Kerusakan tuba fallopi menghalangi pertemuan antara sperma dan sel telur. Jika tuba tersumbat total, pembuahan tidak mungkin terjadi. Bahkan penyumbatan parsial dapat berbahaya, karena dapat menyebabkan kehamilan ektopik (kehamilan di luar rahim), suatu kondisi yang serius dan mengancam jiwa.
Salah satu Penyebab Infertilitas paling umum yang merusak tuba fallopi adalah Penyakit Radang Panggul (PID). PID, yang sering disebabkan oleh Infeksi Menular Seksual (IMS) seperti klamidia dan gonore, menyebabkan peradangan kronis. Peradangan ini meninggalkan jaringan parut yang dapat menyumbat atau merusak silia (rambut halus) di dalam tuba.
Selain PID, riwayat operasi perut atau panggul sebelumnya juga bisa menjadi Penyebab Infertilitas. Prosedur bedah, seperti operasi usus buntu yang pecah atau operasi kista ovarium, dapat menyebabkan pembentukan jaringan parut atau perlekatan (adhesi) di sekitar tuba fallopi. Perlekatan ini dapat menghalangi fungsi normal tuba.
Endometriosis juga merupakan kontributor utama. Kondisi ini terjadi ketika jaringan yang mirip dengan lapisan rahim tumbuh di luar rahim. Pertumbuhan jaringan ini dapat menyebabkan peradangan, pembentukan jaringan parut, dan perlekatan di tuba fallopi dan organ reproduksi lainnya, menjadikannya Penyebab Infertilitas yang kompleks.
Diagnosis kerusakan tuba fallopi biasanya dilakukan melalui tes pencitraan khusus seperti Hysterosalpingography (HSG) atau melalui prosedur bedah minimal invasif seperti laparoskopi.

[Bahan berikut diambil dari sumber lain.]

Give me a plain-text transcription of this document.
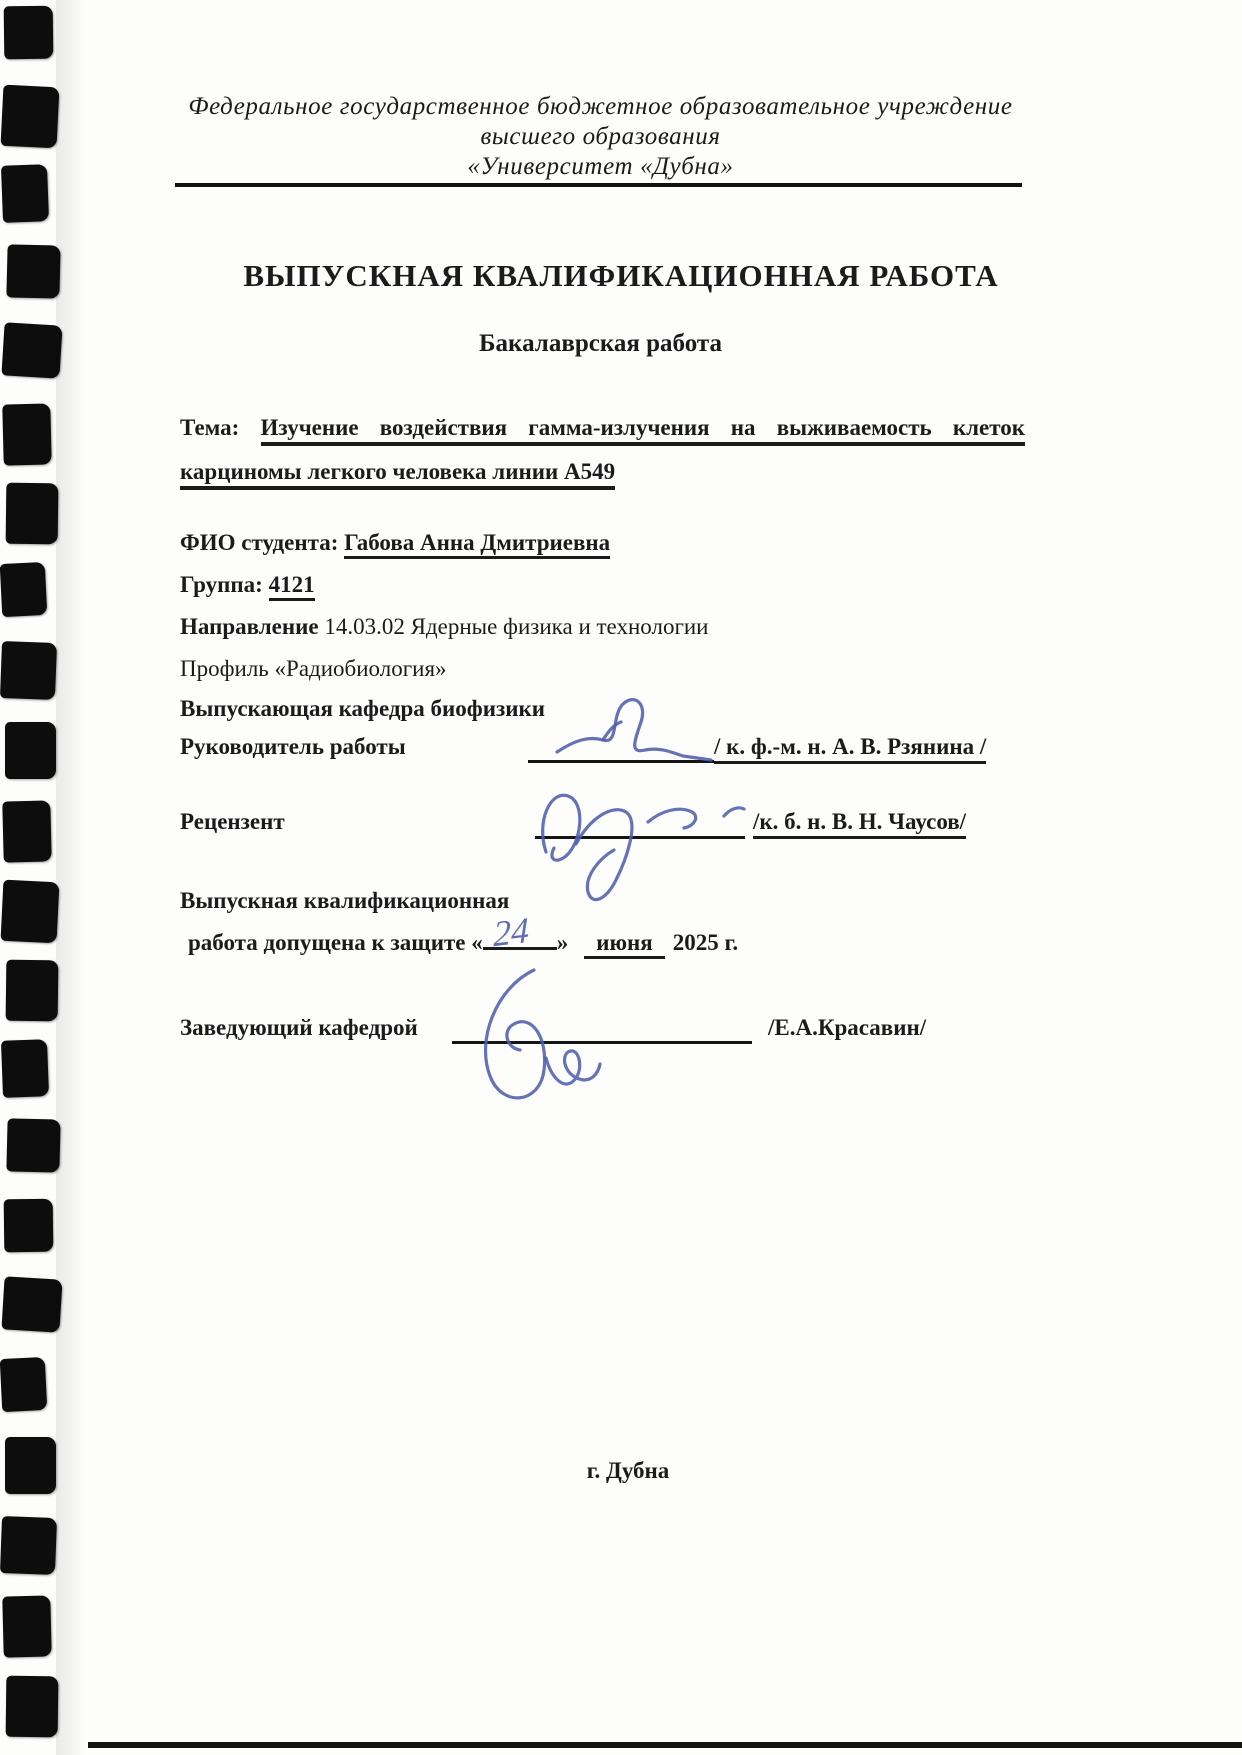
Федеральное государственное бюджетное образовательное учреждение
высшего образования
«Университет «Дубна»
ВЫПУСКНАЯ КВАЛИФИКАЦИОННАЯ РАБОТА
Бакалаврская работа
Тема: Изучение воздействия гамма-излучения на выживаемость клеток
карциномы легкого человека линии А549
ФИО студента: Габова Анна Дмитриевна
Группа: 4121
Направление 14.03.02 Ядерные физика и технологии
Профиль «Радиобиология»
Выпускающая кафедра биофизики
Руководитель работы	/ к. ф.-м. н. А. В. Рзянина /
Рецензент	/к. б. н. В. Н. Чаусов/
Выпускная квалификационная
работа допущена к защите « 24 » июня 2025 г.
Заведующий кафедрой	/Е.А.Красавин/
г. Дубна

Diagnosis yang akurat sangat penting untuk menentukan pilihan pengobatan yang paling sesuai bagi pasangan.
Pengobatan untuk penyumbatan tuba seringkali melibatkan operasi untuk menghilangkan perlekatan atau membuka kembali tuba. Namun, tingkat keberhasilannya bervariasi. Bagi banyak pasangan dengan kerusakan tuba parah, In Vitro Fertilization (IVF) menjadi solusi yang paling efektif untuk mencapai kehamilan, melewati tuba yang rusak.